In the post-war era, after the atrocities of the Nazis, people were very much aware of what cruelty the human personality was capable. In his book, Golding wanted to show that society is judged by its weakest members, or in this case, a society’s goodness. Oliver Twist was written early in the nineteenth century, at a time when children were usurped, maltreated and trapped into a life of crime.
As the son of a pauper, Dickens himself was exposed to poor treatment, and his intentions were to show people the reality of the society they lived in, but also his hopes that they could redeem themselves.
He wanted to show, “In Oliver, the principle of good surviving through every adverse circumstance, and triumphing at last. ” In many ways, the books seem to come together. They both identify the root of evil at society’s heart. Both authors use character and environment to show this, and both books have a character representing evil and good.
In Lord of the Flies, Simon represents the wholly good part of the group. Much like Oliver, he is victimised and bullied at the hands of the assembly, because his sense of right will not let him follow them.
When Simon disagrees with the crowd on the subject of the beast, the rest of the gathering interrupts him. Golding uses the small phrase, “The storm broke” to show, in a metaphorical and literal sense, that Simon’s words are drowned out by the noise of the group. “Simon’s effort fell about him in ruins, the laughter beat cruelly at him… ” This gives the impression that Simon feels compelled to disagree with the evil, which is the basis of his world, but is beaten down by what he cannot contend with.
This excerpt demonstrates that the good part of the assembly cannot be reached, because it is too difficult to go against the evil, which is so easy to get caught up in. The environment affects Simon because he is dragged along against his will, with things going out of control. This results in his death. Conversely, he creates a niche in the undergrowth, which Golding describes as ‘Simon’s Cathedral,’ which is a place of sanctity where he can escape the evil. Here, he is changing his environment.

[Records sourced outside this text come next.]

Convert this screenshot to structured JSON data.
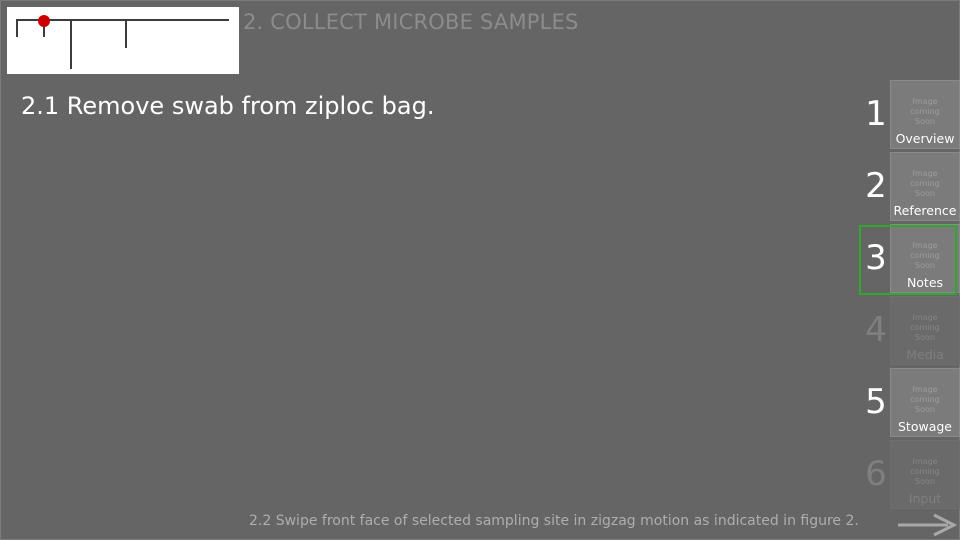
{
  "header": {
    "section_title": "2. COLLECT MICROBE SAMPLES"
  },
  "progress_map": {
    "current_position": "start"
  },
  "current_step": {
    "text": "2.1  Remove swab from ziploc bag."
  },
  "next_step": {
    "text": "2.2  Swipe front face of selected sampling site in zigzag motion as indicated in figure 2."
  },
  "tabs": [
    {
      "number": "1",
      "label": "Overview",
      "thumb_text": "Image\ncoming\nSoon",
      "state": "enabled"
    },
    {
      "number": "2",
      "label": "Reference",
      "thumb_text": "Image\ncoming\nSoon",
      "state": "enabled"
    },
    {
      "number": "3",
      "label": "Notes",
      "thumb_text": "Image\ncoming\nSoon",
      "state": "selected"
    },
    {
      "number": "4",
      "label": "Media",
      "thumb_text": "Image\ncoming\nSoon",
      "state": "disabled"
    },
    {
      "number": "5",
      "label": "Stowage",
      "thumb_text": "Image\ncoming\nSoon",
      "state": "enabled"
    },
    {
      "number": "6",
      "label": "Input",
      "thumb_text": "Image\ncoming\nSoon",
      "state": "disabled"
    }
  ],
  "icons": {
    "next_arrow": "arrow-right-icon",
    "progress_marker": "current-position-marker"
  },
  "colors": {
    "background": "#656565",
    "selected_border": "#2fa82f",
    "progress_marker": "#cc0000"
  }
}
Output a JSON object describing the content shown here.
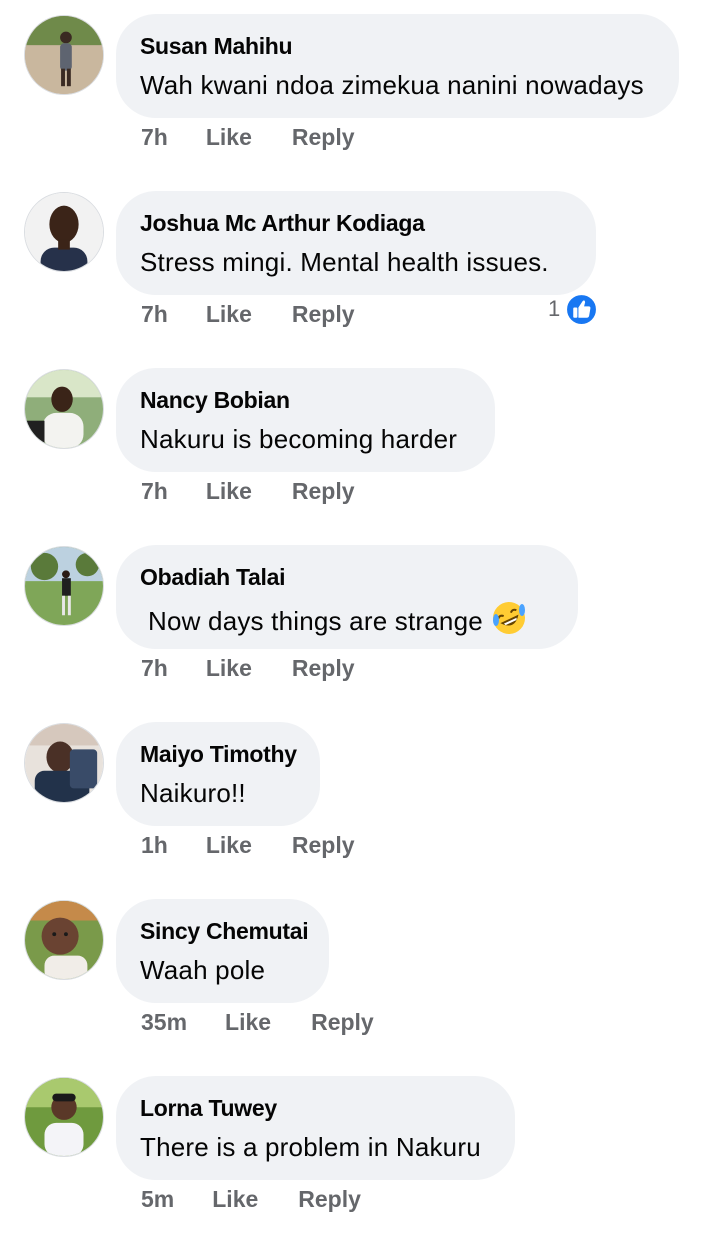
{
  "comments": [
    {
      "author": "Susan Mahihu",
      "text": "Wah kwani ndoa zimekua nanini nowadays",
      "time": "7h",
      "like": "Like",
      "reply": "Reply"
    },
    {
      "author": "Joshua Mc Arthur Kodiaga",
      "text": "Stress mingi. Mental health issues.",
      "time": "7h",
      "like": "Like",
      "reply": "Reply",
      "reaction_count": "1",
      "reaction_icon": "thumbs-up-icon",
      "reaction_color": "#1877f2"
    },
    {
      "author": "Nancy Bobian",
      "text": "Nakuru is becoming harder",
      "time": "7h",
      "like": "Like",
      "reply": "Reply"
    },
    {
      "author": "Obadiah Talai",
      "text": "Now days things are strange",
      "emoji": "rolling-on-floor-laughing-emoji",
      "time": "7h",
      "like": "Like",
      "reply": "Reply"
    },
    {
      "author": "Maiyo Timothy",
      "text": "Naikuro!!",
      "time": "1h",
      "like": "Like",
      "reply": "Reply"
    },
    {
      "author": "Sincy Chemutai",
      "text": "Waah pole",
      "time": "35m",
      "like": "Like",
      "reply": "Reply"
    },
    {
      "author": "Lorna Tuwey",
      "text": "There is a problem in Nakuru",
      "time": "5m",
      "like": "Like",
      "reply": "Reply"
    }
  ],
  "colors": {
    "bubble": "#f0f2f5",
    "meta": "#65676b",
    "like_blue": "#1877f2"
  }
}
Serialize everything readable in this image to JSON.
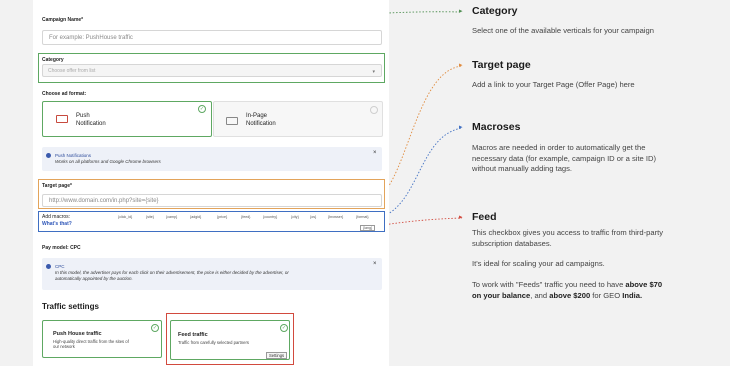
{
  "form": {
    "campaign_name_label": "Campaign Name*",
    "campaign_name_placeholder": "For example: PushHouse traffic",
    "category_label": "Category",
    "category_placeholder": "Choose offer from list",
    "ad_format_label": "Choose ad format:",
    "formats": [
      {
        "title_line1": "Push",
        "title_line2": "Notification",
        "selected": true
      },
      {
        "title_line1": "In-Page",
        "title_line2": "Notification",
        "selected": false
      }
    ],
    "push_note_title": "Push Notifications",
    "push_note_text": "Works on all platforms and Google Chrome browsers",
    "target_page_label": "Target page*",
    "target_page_value": "http://www.domain.com/in.php?site={site}",
    "add_macros_label": "Add macros:",
    "whats_that": "What's that?",
    "macros": [
      "{click_id}",
      "{site}",
      "{camp}",
      "{adgid}",
      "{price}",
      "{feed}",
      "{country}",
      "{city}",
      "{os}",
      "{browser}",
      "{format}"
    ],
    "macro_extra": "{lang}",
    "pay_model_label": "Pay model: CPC",
    "cpc_note_title": "CPC",
    "cpc_note_text_1": "In this model, the advertiser pays for each click on their advertisement, the price is either decided by the advertiser, or",
    "cpc_note_text_2": "automatically appointed by the auction.",
    "traffic_settings_title": "Traffic settings",
    "push_house_title": "Push House traffic",
    "push_house_desc_1": "High-quality direct traffic from the sites of",
    "push_house_desc_2": "our network",
    "feed_title": "Feed traffic",
    "feed_desc": "Traffic from carefully selected partners",
    "settings_label": "Settings",
    "close_symbol": "×"
  },
  "annotations": {
    "category_title": "Category",
    "category_text": "Select one of the available verticals for your campaign",
    "target_title": "Target page",
    "target_text": "Add a link to your Target Page (Offer Page) here",
    "macroses_title": "Macroses",
    "macroses_text_1": "Macros are needed in order to automatically get the",
    "macroses_text_2": "necessary data (for example, campaign ID or a site ID)",
    "macroses_text_3": "without manually adding tags.",
    "feed_title": "Feed",
    "feed_text_1": "This checkbox gives you access to traffic from third-party",
    "feed_text_2": "subscription databases.",
    "feed_text_3": "It's ideal for scaling your ad campaigns.",
    "feed_text_4a": "To work with \"Feeds\" traffic you need to have ",
    "feed_text_4b": "above $70",
    "feed_text_5a": "on your balance",
    "feed_text_5b": ", and ",
    "feed_text_5c": "above $200",
    "feed_text_5d": " for GEO ",
    "feed_text_5e": "India."
  },
  "colors": {
    "category_line": "#4f8f52",
    "target_line": "#e08a3c",
    "macros_line": "#3f6fc2",
    "feed_line": "#d24a3e"
  }
}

Golding has made Simon virtually the only one who manages to escape from the atmosphere, and form it to suit his own needs, which shows a quality of good that is demonstrated only by him. Oliver escapes in a similar manner. “He [Oliver] only cried bitterly all day; and when the long, dismal night came on, spread his little hands before his eyes to shut out the darkness, and crouching in the corner, tried to sleep. ” This gives the impression of the inescapable evil that surrounds Oliver, which tries to get into his wholly good spirit, and corrupt it.
Dickens uses the language to personify the darkness as a creature, that tries to penetrate the cracks in Oliver’s defences – represented by his fingers. Dickens has made Oliver a character that contradicts the title statement. The idea that the environment reflects Oliver’s feelings is very prominent, but in some instances it actually shapes Oliver’s behaviour, too. One example is where Fagin locks Oliver in a room to convince him to become a pickpocket. The link between Simon and Oliver is probably the biggest crossover point between the two books, because there is so much alike between them.
The way that they react to the evil around them – by creating their own space – is but one example. Evil is represented in both books, far more often, and with much more intensity than good, as if goodness is a dying quality in a decaying world. In Golding’s scenario, this is especially relevant, as the civilized world is being decimated by nuclear war, which is the heart of evil. Roger is the ‘evil’ character in Lord of the Flies. He is always described as dark and sinister. “When Roger opened his eyes and saw him, a darker shadow crept beneath the swarthiness of his skin; but Jack noticed nothing.
” This suggests that the evil that Roger permeates into the group is unnoticeable at first, but slowly increases, culminating in more and more horrific acts; most notably, the death of Piggy. The parallel of Roger in Dickens’ novel is Sikes. He is the man who is responsible for Nancy’s death. In Lord of the Flies, it is Roger who causes the death of Piggy. Sikes is described as a “Terribly evil man,” who is the root of the evil in the circle of thieves that he is the co-ordinator of. “‘You can’t do it without me, I know; but it’s best to be on the safe side when one deals with you.
‘” When Sikes is talking to Fagin at this point, he is discussing the robbery of the country house, which they involve Oliver in. This is a key point in the book, because Oliver is taken away from Sikes and into the hands of the Maylies. The key words in this phrase are, “You can’t do it without me. ” This is obviously important, because it highlights the dependence of Fagin and Bill on each other. It is clear that the coalition of Fagin and Sikes is based not on trust, but on mutual benefit, which disintegrates as Oliver is taken away from them.